Getting angry: managing feelings of anger
We show a lack of respect when we work ourselves into a state of annoyance/anger and express it inappropriately through shouting, swearing, making snide remarks, walking out, physically threatening others. We respect our peers by controlling our feelings of anger, calming ourselves down, until we can express it assertively and appropriately with the rest of the group.
 
Talking outside sessions: discuss generalities, not specific details
We show a lack of respect by disclosing (without permission), the names and personal details of others outside the group, whether it be partners, friends, acquaintances, etc. We respect our peers by keeping quiet about specific names and personal details of others.
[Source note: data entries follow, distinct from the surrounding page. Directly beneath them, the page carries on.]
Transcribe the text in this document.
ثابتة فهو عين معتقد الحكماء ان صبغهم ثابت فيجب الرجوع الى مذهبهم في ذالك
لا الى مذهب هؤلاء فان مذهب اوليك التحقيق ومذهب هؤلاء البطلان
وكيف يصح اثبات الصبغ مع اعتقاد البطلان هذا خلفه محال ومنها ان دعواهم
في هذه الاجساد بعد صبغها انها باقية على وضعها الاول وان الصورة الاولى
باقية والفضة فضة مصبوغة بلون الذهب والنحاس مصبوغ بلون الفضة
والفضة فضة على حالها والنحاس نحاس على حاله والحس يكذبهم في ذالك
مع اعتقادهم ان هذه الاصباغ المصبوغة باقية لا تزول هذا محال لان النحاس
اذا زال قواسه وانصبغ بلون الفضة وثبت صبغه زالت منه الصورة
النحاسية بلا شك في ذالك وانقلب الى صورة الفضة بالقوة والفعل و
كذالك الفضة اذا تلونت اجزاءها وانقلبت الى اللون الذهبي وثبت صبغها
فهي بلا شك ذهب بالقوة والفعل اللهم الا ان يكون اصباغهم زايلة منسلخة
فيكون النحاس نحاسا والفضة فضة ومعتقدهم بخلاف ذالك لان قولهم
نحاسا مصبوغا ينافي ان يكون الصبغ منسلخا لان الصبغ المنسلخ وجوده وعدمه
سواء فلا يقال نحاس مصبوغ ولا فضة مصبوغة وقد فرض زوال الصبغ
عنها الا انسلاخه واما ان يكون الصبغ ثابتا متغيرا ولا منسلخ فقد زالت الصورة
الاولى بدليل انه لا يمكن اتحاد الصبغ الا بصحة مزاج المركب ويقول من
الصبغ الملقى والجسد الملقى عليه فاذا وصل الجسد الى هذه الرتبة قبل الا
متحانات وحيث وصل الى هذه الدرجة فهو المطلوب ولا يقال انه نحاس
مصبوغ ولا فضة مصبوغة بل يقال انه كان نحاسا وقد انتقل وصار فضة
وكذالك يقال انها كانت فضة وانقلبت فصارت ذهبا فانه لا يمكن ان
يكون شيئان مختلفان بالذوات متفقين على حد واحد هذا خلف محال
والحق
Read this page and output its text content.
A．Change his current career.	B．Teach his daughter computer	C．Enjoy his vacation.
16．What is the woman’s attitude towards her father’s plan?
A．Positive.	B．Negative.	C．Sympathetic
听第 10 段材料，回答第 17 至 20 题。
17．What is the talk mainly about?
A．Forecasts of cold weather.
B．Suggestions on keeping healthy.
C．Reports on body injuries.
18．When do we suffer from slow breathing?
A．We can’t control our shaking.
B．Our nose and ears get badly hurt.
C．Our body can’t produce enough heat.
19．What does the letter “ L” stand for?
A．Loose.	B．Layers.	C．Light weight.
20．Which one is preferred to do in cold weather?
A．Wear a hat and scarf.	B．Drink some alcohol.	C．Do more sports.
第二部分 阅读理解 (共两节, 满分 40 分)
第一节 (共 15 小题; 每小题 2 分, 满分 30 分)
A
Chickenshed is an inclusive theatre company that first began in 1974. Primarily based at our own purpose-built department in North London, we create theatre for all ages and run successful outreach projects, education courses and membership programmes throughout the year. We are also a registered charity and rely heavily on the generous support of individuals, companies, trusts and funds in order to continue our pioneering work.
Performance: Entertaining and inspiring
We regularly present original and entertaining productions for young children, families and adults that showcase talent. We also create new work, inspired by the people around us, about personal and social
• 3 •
However, we can discuss the general content of sessions, points of view and conclusions.
 
Meeting others outside the sessions: be discreet
We show a lack of respect by associating others with the group (without prior permission), if meeting them publicly. We respect our peers by being discreet about how we know them, unless specifically okayed by the other.
 
The 'voluntary' email list: be responsible sending emails
We show a lack of respect by using the email list thoughtlessly, without knowing who else might be accessing it and possibly compromising the confidentiality of others We respect our peers by accepting responsibility for risking our own details and being careful and discreet about sending emails.
 
Personal disputes with others: resolve outside in private
We show a lack of respect by using the sessions as public arenas for resolving personal disputes. We respect our peers by dealing with personal disputes with others outside the sessions and in private.
 
Complaints: follow the agreed complaints procedure
We show a lack of respect by complaining outside the agreed procedures We respect our peers by ensuring we exercise our right to complain within the agreed procedures.